Congressional sources told RealClearInvestigations the material is classified “TS/SCI,” which stands for Top Secret/Sensitive Compartmented Information.
“Such security precautions were not taken with the Steele dossier, which alleges corruption within the Trump campaign,” Sperry noted. “Although the FBI and CIA used it as both an investigative and intelligence resource, its contents were readily shared with Congress and widely leaked to the media.”
In March 2016, according to a letter Senate Judiciary Committee Chairman Chuck Grassley sent Lynch, the FBI received hacked documents from U.S. intelligence agencies that had access to stolen emails stored on Russian networks. One of the intercepted documents revealed an alleged email from then-DNC Chairwoman Wasserman Schultz to an operative working for billionaire Democratic fundraiser George Soros.
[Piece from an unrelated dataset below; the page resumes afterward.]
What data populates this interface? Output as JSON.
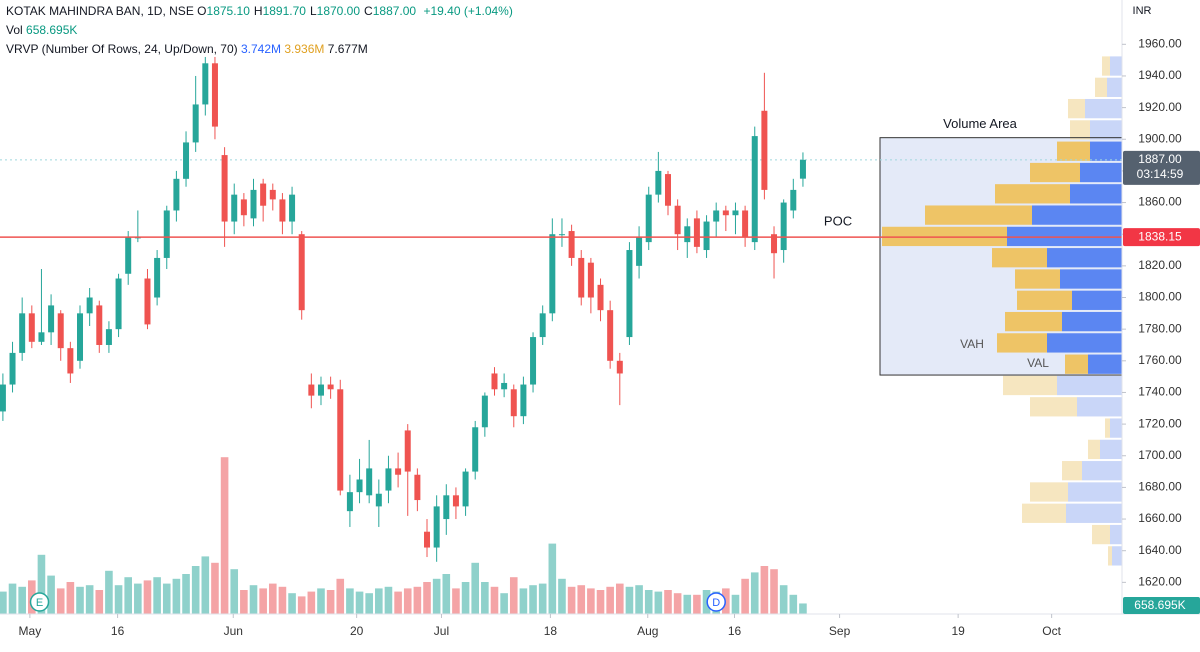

It claimed Lynch had assured the Clinton campaign that investigators and prosecutors would go easy on Clinton regarding her use of a private email server while serving as secretary of state. Lynch allegedly made the promise directly to Clinton political director Amanda Renteria, Sperry’s report said.
“The FBI apparently took the document seriously but never interviewed anyone named in it until Clinton’s case was closed by Comey in July 2016,” Sperry noted. “The next month, the FBI quizzed Lynch informally about the allegations. Comey reportedly also confronted the attorney general with the sensitive document and was told to leave her office after getting a frosty reception. No other parties mentioned in the document have been interviewed by the FBI.”
In September 2015, Comey said Lynch called him into her office and asked him to minimize the Clinton email probe by calling it “a matter” instead of an “investigation,” which aligned with Clinton campaign talking points. Then, just days before FBI agents interviewed Clinton in July 2016, Lynch privately met with former President Bill Clinton on her government plane while it was parked on an airport tarmac in Phoenix. In a text message that has since been brought to light, the lead investigators on the case, Peter Strzok and Lisa Page, made clear at the time their understanding that Lynch knew that “no charges will be brought” against Clinton.
Meanwhile, Goodlatte revealed during Strzok’s closed session interview with the House Judiciary and Oversight committees last week that Strzok refused to answer multiple questions, including whether he communicated with the author of the Trump dossier or with Fusion GPS, the firm paid by Hillary Clinton’s campaign to produce the dossier.
“We went through a lot of questions about a lot of things for which we got answers, but we were also stymied time and time and time again because the FBI counsel instructed him not to answer because it was, as she called it, an ongoing investigation,” Goodlatte said. “Now we have an ongoing investigation here as well.”
Strzok “was expected to answer questions regarding his involvement in both of these investigations. Not from this standpoint of the substance of the investigation but from the standpoint of what his role was in a contemporaneous time with some of the most unbelievably, outrageously biased, vulgar texts that he was exchanging at the same time that he was being introduced into this investigation,” Goodlatte said.
Goodlatte continued: “So questions regarding has he ever communicated with (Christopher) Steele, or Glenn Simpson, who is a journalist, or other matters like this to find out what his role was in the start of that investigation is critical to our investigation. And we need the answers to those questions. And we are now being blocked again from the FBI.”
Goodlatte said that some of Strzok’s testimony was “not believable” when it came to the “hateful nature” of his anti-Trump text messages.
“His explanations for … those questions about that hateful attitude are not believable,” Goodlatte told Fox News.